According to the city records she's kept over the years, her property was not supposed to have anything built on it. However, somehow she said the city okayed a mortgage company to build a house and 22 years later the damaging affects are showing.

"Its wrong to do people this way," said Patricia Hallford, Henry's daughter. She said the land around the home is beginning to cave in, and their house is going with it. "Well, I can't keep putting money out. I don't even do the yards anymore cause I don't know what's going to happen," Hallford said.  

After assessing the property, Hallford said the city offered her mother $10,000 to foreclose the home and walk away, but that wasn't an option. "Ten thousand dollars and walk away, then where are we going to live? Ten thousand dollars ain't gonna get you nothing," said Hallford.  

Henry said the house has been in her family for more than two decades and with so many memories, she's not going anywhere. "I want to be the next one to die here," Henry said.  
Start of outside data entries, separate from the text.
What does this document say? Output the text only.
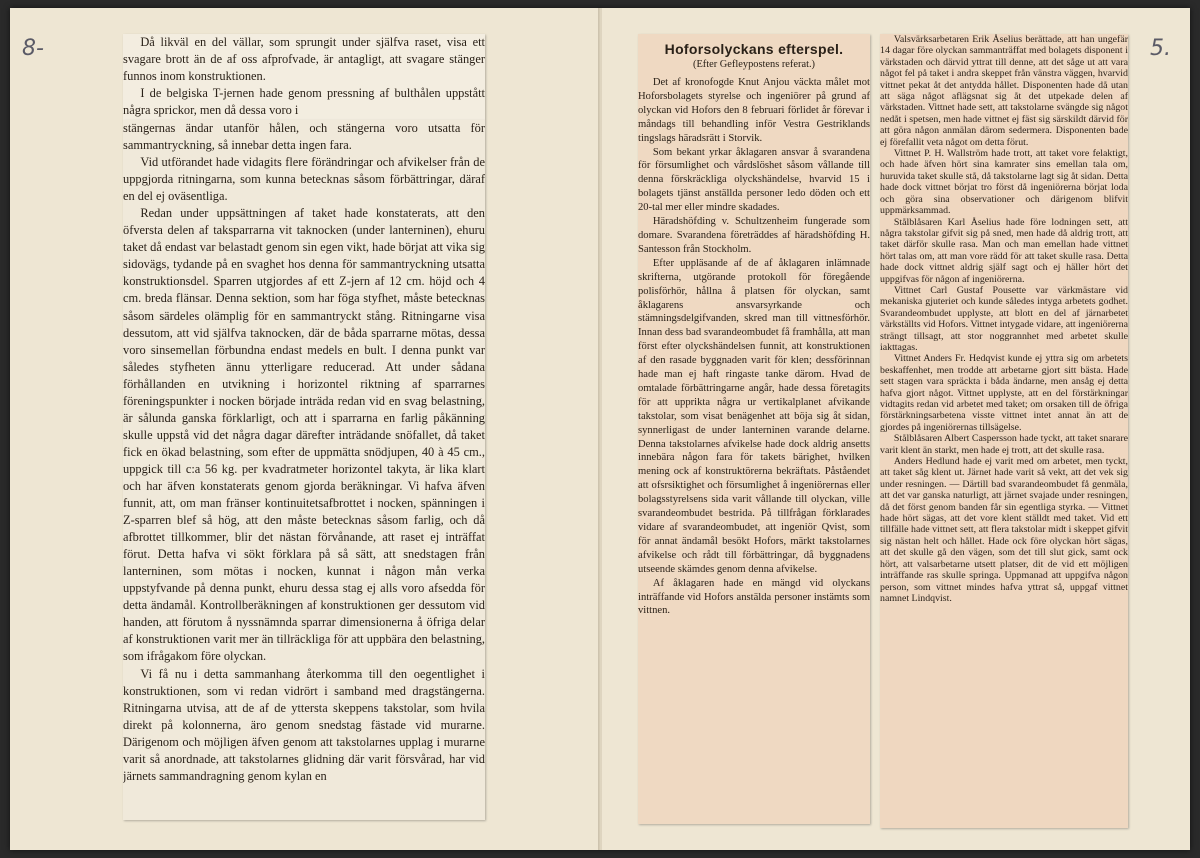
8-	5.

Då likväl en del vällar, som sprungit under själfva raset, visa ett svagare brott än de af oss afprofvade, är antagligt, att svagare stänger funnos inom konstruktionen.

I de belgiska T-jernen hade genom pressning af bulthålen uppstått några sprickor, men då dessa voro i

stängernas ändar utanför hålen, och stängerna voro utsatta för sammantryckning, så innebar detta ingen fara.

Vid utförandet hade vidagits flere förändringar och afvikelser från de uppgjorda ritningarna, som kunna betecknas såsom förbättringar, däraf en del ej oväsentliga.

Redan under uppsättningen af taket hade konstaterats, att den öfversta delen af taksparrarna vit taknocken (under lanterninen), ehuru taket då endast var belastadt genom sin egen vikt, hade börjat att vika sig sidovägs, tydande på en svaghet hos denna för sammantryckning utsatta konstruktionsdel. Sparren utgjordes af ett Z-jern af 12 cm. höjd och 4 cm. breda flänsar. Denna sektion, som har föga styfhet, måste betecknas såsom särdeles olämplig för en sammantryckt stång. Ritningarne visa dessutom, att vid själfva taknocken, där de båda sparrarne mötas, dessa voro sinsemellan förbundna endast medels en bult. I denna punkt var således styfheten ännu ytterligare reducerad. Att under sådana förhållanden en utvikning i horizontel riktning af sparrarnes föreningspunkter i nocken började inträda redan vid en svag belastning, är sålunda ganska förklarligt, och att i sparrarna en farlig påkänning skulle uppstå vid det några dagar därefter inträdande snöfallet, då taket fick en ökad belastning, som efter de uppmätta snödjupen, 40 à 45 cm., uppgick till c:a 56 kg. per kvadratmeter horizontel takyta, är lika klart och har äfven konstaterats genom gjorda beräkningar. Vi hafva äfven funnit, att, om man fränser kontinuitetsafbrottet i nocken, spänningen i Z-sparren blef så hög, att den måste betecknas såsom farlig, och då afbrottet tillkommer, blir det nästan förvånande, att raset ej inträffat förut. Detta hafva vi sökt förklara på så sätt, att snedstagen från lanterninen, som mötas i nocken, kunnat i någon mån verka uppstyfvande på denna punkt, ehuru dessa stag ej alls voro afsedda för detta ändamål. Kontrollberäkningen af konstruktionen ger dessutom vid handen, att förutom å nyssnämnda sparrar dimensionerna å öfriga delar af konstruktionen varit mer än tillräckliga för att uppbära den belastning, som ifrågakom före olyckan.

Vi få nu i detta sammanhang återkomma till den oegentlighet i konstruktionen, som vi redan vidrört i samband med dragstängerna. Ritningarna utvisa, att de af de yttersta skeppens takstolar, som hvila direkt på kolonnerna, äro genom snedstag fästade vid murarne. Därigenom och möjligen äfven genom att takstolarnes upplag i murarne varit så anordnade, att takstolarnes glidning där varit försvårad, har vid järnets sammandragning genom kylan en

Hoforsolyckans efterspel.
(Efter Gefleypostens referat.)

Det af kronofogde Knut Anjou väckta målet mot Hoforsbolagets styrelse och ingeniörer på grund af olyckan vid Hofors den 8 februari förlidet år förevar i måndags till behandling inför Vestra Gestriklands tingslags häradsrätt i Storvik.

Som bekant yrkar åklagaren ansvar å svarandena för försumlighet och vårdslöshet såsom vållande till denna förskräckliga olyckshändelse, hvarvid 15 i bolagets tjänst anställda personer ledo döden och ett 20-tal mer eller mindre skadades.

Häradshöfding v. Schultzenheim fungerade som domare. Svarandena företräddes af häradshöfding H. Santesson från Stockholm.

Efter uppläsande af de af åklagaren inlämnade skrifterna, utgörande protokoll för föregående polisförhör, hållna å platsen för olyckan, samt åklagarens ansvarsyrkande och stämningsdelgifvanden, skred man till vittnesförhör. Innan dess bad svarandeombudet få framhålla, att man först efter olyckshändelsen funnit, att konstruktionen af den rasade byggnaden varit för klen; dessförinnan hade man ej haft ringaste tanke därom. Hvad de omtalade förbättringarne angår, hade dessa företagits för att upprikta några ur vertikalplanet afvikande takstolar, som visat benägenhet att böja sig åt sidan, synnerligast de under lanterninen varande delarne. Denna takstolarnes afvikelse hade dock aldrig ansetts innebära någon fara för takets bärighet, hvilken mening ock af konstruktörerna bekräftats. Påståendet att ofsrsiktighet och försumlighet å ingeniörernas eller bolagsstyrelsens sida varit vållande till olyckan, ville svarandeombudet bestrida. På tillfrågan förklarades vidare af svarandeombudet, att ingeniör Qvist, som för annat ändamål besökt Hofors, märkt takstolarnes afvikelse och rådt till förbättringar, då byggnadens utseende skämdes genom denna afvikelse.

Af åklagaren hade en mängd vid olyckans inträffande vid Hofors anstälda personer instämts som vittnen.

Valsvärksarbetaren Erik Åselius berättade, att han ungefär 14 dagar före olyckan sammanträffat med bolagets disponent i värkstaden och därvid yttrat till denne, att det såge ut att vara något fel på taket i andra skeppet från vänstra väggen, hvarvid vittnet pekat åt det antydda hållet. Disponenten hade då utan att säga något aflägsnat sig åt det utpekade delen af värkstaden. Vittnet hade sett, att takstolarne svängde sig något nedåt i spetsen, men hade vittnet ej fäst sig särskildt därvid för att göra någon anmälan därom sedermera. Disponenten bade ej förefallit veta något om detta förut.

Vittnet P. H. Wallström hade trott, att taket vore felaktigt, och hade äfven hört sina kamrater sins emellan tala om, huruvida taket skulle stå, då takstolarne lagt sig åt sidan. Detta hade dock vittnet börjat tro först då ingeniörerna börjat loda och göra sina observationer och därigenom blifvit uppmärksammad.

Stålblåsaren Karl Åselius hade före lodningen sett, att några takstolar gifvit sig på sned, men hade då aldrig trott, att taket därför skulle rasa. Man och man emellan hade vittnet hört talas om, att man vore rädd för att taket skulle rasa. Detta hade dock vittnet aldrig själf sagt och ej häller hört det uppgifvas för någon af ingeniörerna.

Vittnet Carl Gustaf Pousette var värkmästare vid mekaniska gjuteriet och kunde således intyga arbetets godhet. Svarandeombudet upplyste, att blott en del af järnarbetet värkställts vid Hofors. Vittnet intygade vidare, att ingeniörerna strängt tillsagt, att stor noggrannhet med arbetet skulle iakttagas.

Vittnet Anders Fr. Hedqvist kunde ej yttra sig om arbetets beskaffenhet, men trodde att arbetarne gjort sitt bästa. Hade sett stagen vara spräckta i båda ändarne, men ansåg ej detta hafva gjort något. Vittnet upplyste, att en del förstärkningar vidtagits redan vid arbetet med taket; om orsaken till de öfriga förstärkningsarbetena visste vittnet intet annat än att de gjordes på ingeniörernas tillsägelse.

Stålblåsaren Albert Caspersson hade tyckt, att taket snarare varit klent än starkt, men hade ej trott, att det skulle rasa.

Anders Hedlund hade ej varit med om arbetet, men tyckt, att taket såg klent ut. Järnet hade varit så vekt, att det vek sig under resningen. — Därtill bad svarandeombudet få genmäla, att det var ganska naturligt, att järnet svajade under resningen, då det först genom banden får sin egentliga styrka. — Vittnet hade hört sägas, att det vore klent ställdt med taket. Vid ett tillfälle hade vittnet sett, att flera takstolar midt i skeppet gifvit sig nästan helt och hållet. Hade ock före olyckan hört sägas, att det skulle gå den vägen, som det till slut gick, samt ock hört, att valsarbetarne utsett platser, dit de vid ett möjligen inträffande ras skulle springa. Uppmanad att uppgifva någon person, som vittnet mindes hafva yttrat så, uppgaf vittnet namnet Lindqvist.
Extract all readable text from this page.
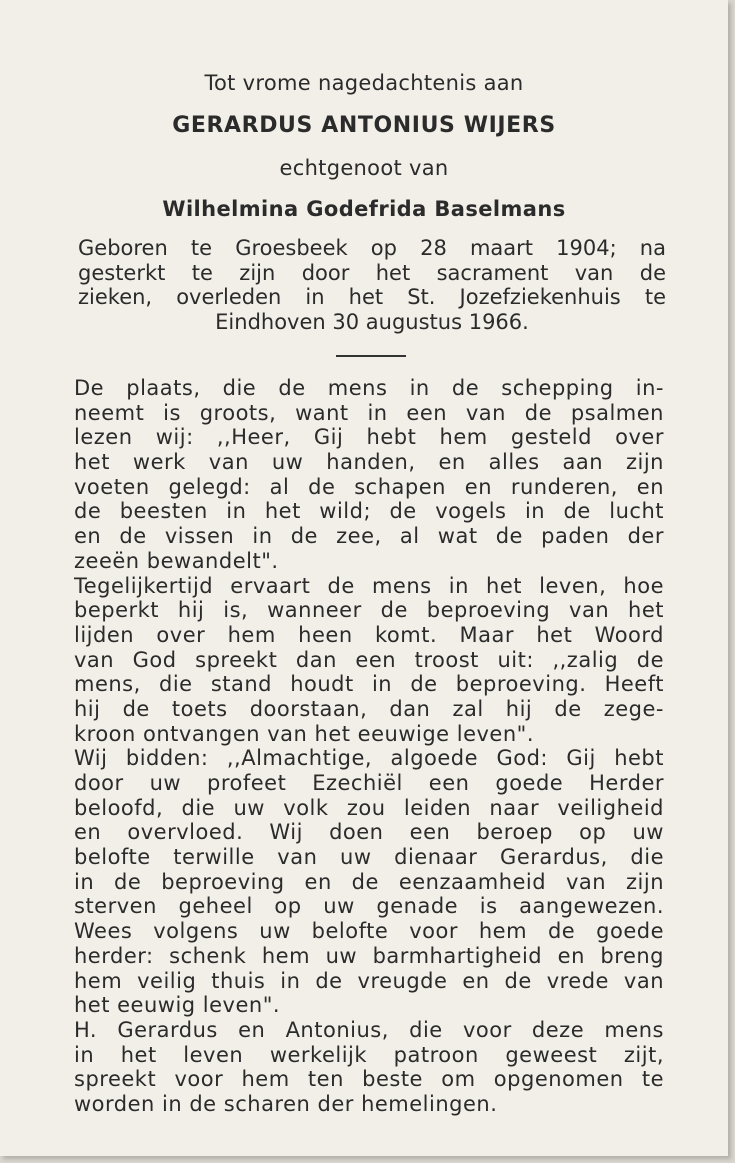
Tot vrome nagedachtenis aan
GERARDUS ANTONIUS WIJERS
echtgenoot van
Wilhelmina Godefrida Baselmans
Geboren te Groesbeek op 28 maart 1904; na
gesterkt te zijn door het sacrament van de
zieken, overleden in het St. Jozefziekenhuis te
Eindhoven 30 augustus 1966.
De plaats, die de mens in de schepping in-
neemt is groots, want in een van de psalmen
lezen wij: ,,Heer, Gij hebt hem gesteld over
het werk van uw handen, en alles aan zijn
voeten gelegd: al de schapen en runderen, en
de beesten in het wild; de vogels in de lucht
en de vissen in de zee, al wat de paden der
zeeën bewandelt".
Tegelijkertijd ervaart de mens in het leven, hoe
beperkt hij is, wanneer de beproeving van het
lijden over hem heen komt. Maar het Woord
van God spreekt dan een troost uit: ,,zalig de
mens, die stand houdt in de beproeving. Heeft
hij de toets doorstaan, dan zal hij de zege-
kroon ontvangen van het eeuwige leven".
Wij bidden: ,,Almachtige, algoede God: Gij hebt
door uw profeet Ezechiël een goede Herder
beloofd, die uw volk zou leiden naar veiligheid
en overvloed. Wij doen een beroep op uw
belofte terwille van uw dienaar Gerardus, die
in de beproeving en de eenzaamheid van zijn
sterven geheel op uw genade is aangewezen.
Wees volgens uw belofte voor hem de goede
herder: schenk hem uw barmhartigheid en breng
hem veilig thuis in de vreugde en de vrede van
het eeuwig leven".
H. Gerardus en Antonius, die voor deze mens
in het leven werkelijk patroon geweest zijt,
spreekt voor hem ten beste om opgenomen te
worden in de scharen der hemelingen.
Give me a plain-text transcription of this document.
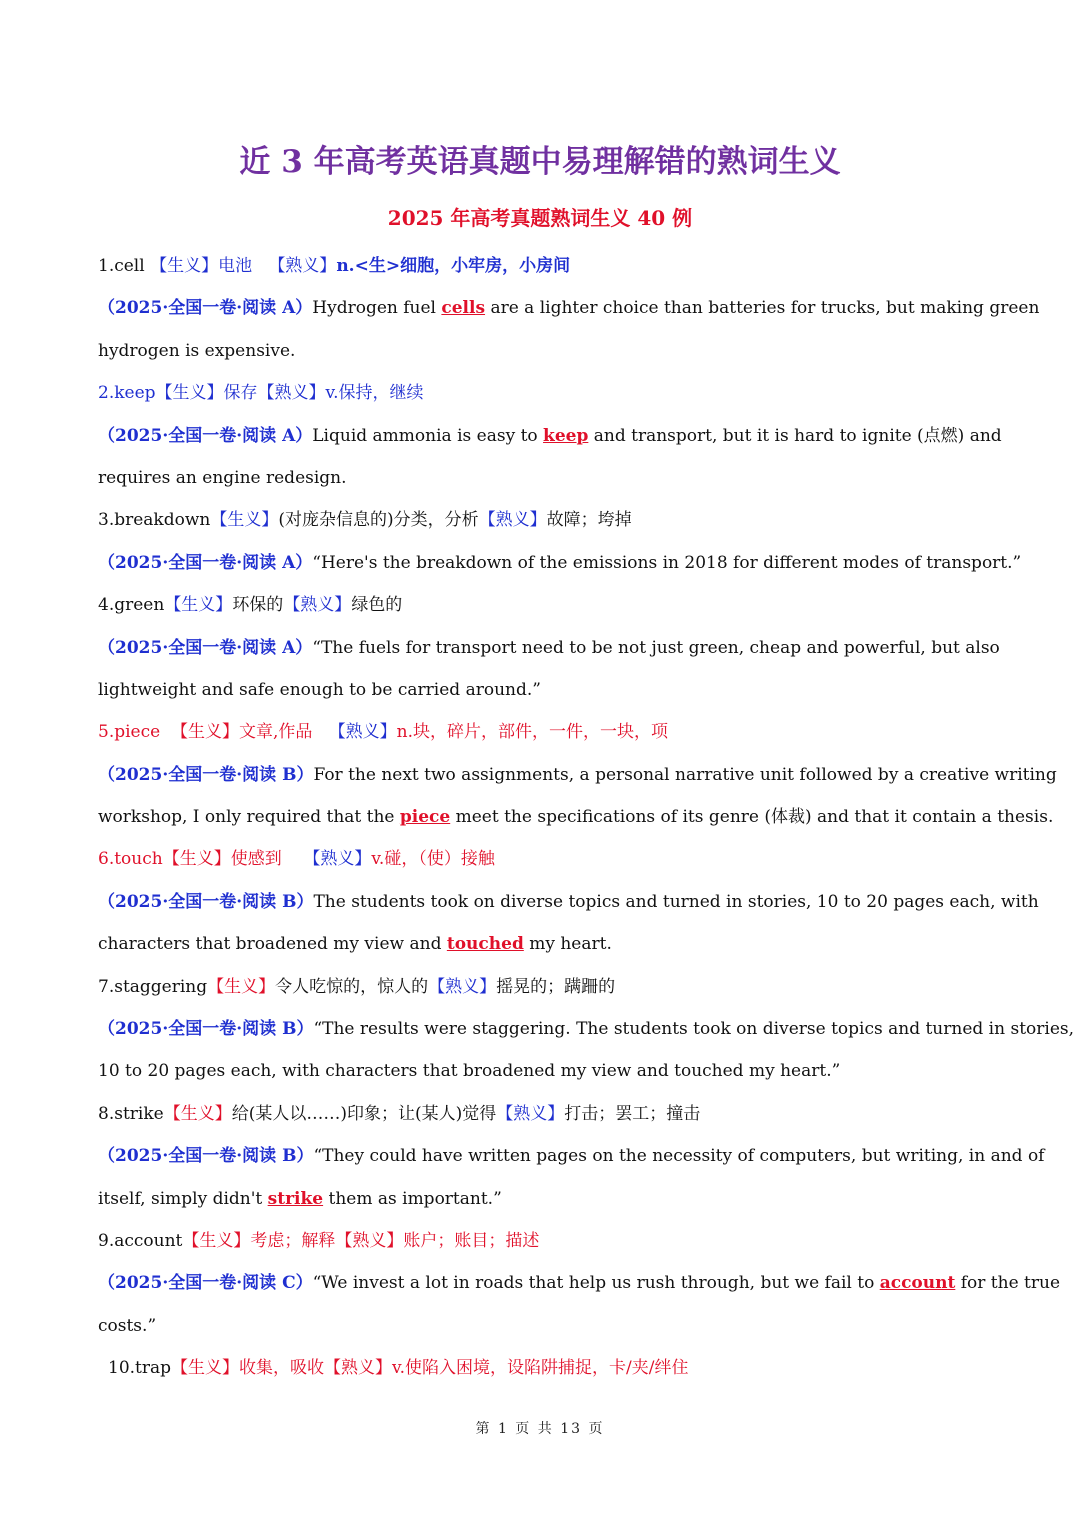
近 3 年高考英语真题中易理解错的熟词生义
2025 年高考真题熟词生义 40 例
1.cell 【生义】电池 【熟义】n.<生>细胞，小牢房，小房间
（2025·全国一卷·阅读 A）Hydrogen fuel cells are a lighter choice than batteries for trucks, but making green
hydrogen is expensive.
2.keep【生义】保存【熟义】v.保持，继续
（2025·全国一卷·阅读 A）Liquid ammonia is easy to keep and transport, but it is hard to ignite (点燃) and
requires an engine redesign.
3.breakdown【生义】(对庞杂信息的)分类，分析【熟义】故障；垮掉
（2025·全国一卷·阅读 A）“Here's the breakdown of the emissions in 2018 for different modes of transport.”
4.green【生义】环保的【熟义】绿色的
（2025·全国一卷·阅读 A）“The fuels for transport need to be not just green, cheap and powerful, but also
lightweight and safe enough to be carried around.”
5.piece 【生义】文章,作品 【熟义】n.块，碎片，部件，一件，一块，项
（2025·全国一卷·阅读 B）For the next two assignments, a personal narrative unit followed by a creative writing
workshop, I only required that the piece meet the specifications of its genre (体裁) and that it contain a thesis.
6.touch【生义】使感到 【熟义】v.碰，（使）接触
（2025·全国一卷·阅读 B）The students took on diverse topics and turned in stories, 10 to 20 pages each, with
characters that broadened my view and touched my heart.
7.staggering【生义】令人吃惊的，惊人的【熟义】摇晃的；蹒跚的
（2025·全国一卷·阅读 B）“The results were staggering. The students took on diverse topics and turned in stories,
10 to 20 pages each, with characters that broadened my view and touched my heart.”
8.strike【生义】给(某人以……)印象；让(某人)觉得【熟义】打击；罢工；撞击
（2025·全国一卷·阅读 B）“They could have written pages on the necessity of computers, but writing, in and of
itself, simply didn't strike them as important.”
9.account【生义】考虑；解释【熟义】账户；账目；描述
（2025·全国一卷·阅读 C）“We invest a lot in roads that help us rush through, but we fail to account for the true
costs.”
10.trap【生义】收集，吸收【熟义】v.使陷入困境，设陷阱捕捉，卡/夹/绊住
第 1 页 共 13 页
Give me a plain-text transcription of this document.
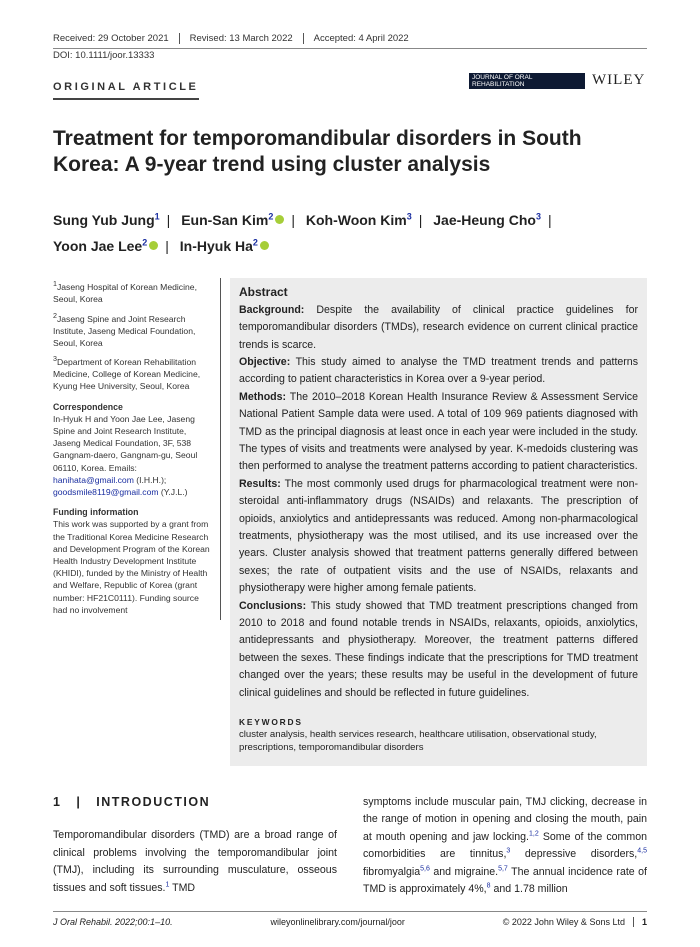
Received: 29 October 2021	Revised: 13 March 2022	Accepted: 4 April 2022
DOI: 10.1111/joor.13333
ORIGINAL ARTICLE
JOURNAL OF ORAL REHABILITATION	WILEY
Treatment for temporomandibular disorders in South Korea: A 9-year trend using cluster analysis
Sung Yub Jung$^1$ | Eun-San Kim$^2$ | Koh-Woon Kim$^3$ | Jae-Heung Cho$^3$ |
Yoon Jae Lee$^2$ | In-Hyuk Ha$^2$

$^1$Jaseng Hospital of Korean Medicine, Seoul, Korea

$^2$Jaseng Spine and Joint Research Institute, Jaseng Medical Foundation, Seoul, Korea

$^3$Department of Korean Rehabilitation Medicine, College of Korean Medicine, Kyung Hee University, Seoul, Korea

Correspondence

In-Hyuk H and Yoon Jae Lee, Jaseng Spine and Joint Research Institute, Jaseng Medical Foundation, 3F, 538 Gangnam-daero, Gangnam-gu, Seoul 06110, Korea. Emails: hanihata@gmail.com (I.H.H.); goodsmile8119@gmail.com (Y.J.L.)

Funding information

This work was supported by a grant from the Traditional Korea Medicine Research and Development Program of the Korean Health Industry Development Institute (KHIDI), funded by the Ministry of Health and Welfare, Republic of Korea (grant number: HF21C0111). Funding source had no involvement

Abstract

Background: Despite the availability of clinical practice guidelines for temporomandibular disorders (TMDs), research evidence on current clinical practice trends is scarce.

Objective: This study aimed to analyse the TMD treatment trends and patterns according to patient characteristics in Korea over a 9-year period.

Methods: The 2010–2018 Korean Health Insurance Review & Assessment Service National Patient Sample data were used. A total of 109 969 patients diagnosed with TMD as the principal diagnosis at least once in each year were included in the study. The types of visits and treatments were analysed by year. K-medoids clustering was then performed to analyse the treatment patterns according to patient characteristics.

Results: The most commonly used drugs for pharmacological treatment were non-steroidal anti-inflammatory drugs (NSAIDs) and relaxants. The prescription of opioids, anxiolytics and antidepressants was reduced. Among non-pharmacological treatments, physiotherapy was the most utilised, and its use increased over the years. Cluster analysis showed that treatment patterns generally differed between sexes; the rate of outpatient visits and the use of NSAIDs, relaxants and physiotherapy were higher among female patients.

Conclusions: This study showed that TMD treatment prescriptions changed from 2010 to 2018 and found notable trends in NSAIDs, relaxants, opioids, anxiolytics, antidepressants and physiotherapy. Moreover, the treatment patterns differed between the sexes. These findings indicate that the prescriptions for TMD treatment changed over the years; these results may be useful in the development of future clinical guidelines and should be reflected in future guidelines.

KEYWORDS
cluster analysis, health services research, healthcare utilisation, observational study, prescriptions, temporomandibular disorders
1   |   INTRODUCTION

Temporomandibular disorders (TMD) are a broad range of clinical problems involving the temporomandibular joint (TMJ), including its surrounding musculature, osseous tissues and soft tissues.$^1$ TMD

symptoms include muscular pain, TMJ clicking, decrease in the range of motion in opening and closing the mouth, pain at mouth opening and jaw locking.$^{1,2}$ Some of the common comorbidities are tinnitus,$^3$ depressive disorders,$^{4,5}$ fibromyalgia$^{5,6}$ and migraine.$^{5,7}$ The annual incidence rate of TMD is approximately 4%,$^8$ and 1.78 million

J Oral Rehabil. 2022;00:1–10.	wileyonlinelibrary.com/journal/joor	© 2022 John Wiley & Sons Ltd 1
With lung cancer, emphysema and COPD, Henry knows she's only got a short time left to take care of this unfinished business. "The last wish I have is to get my house fixed," Henry said.

Channel 3 did speak with Mayor David Pennington, who said he asked Dalton Utilities to look at the situation. We've been unable to contact them for a comment. The city administrator who has worked with the Henry family said the pipes under their property are private pipes, but the city needs to truly examine what is under their land.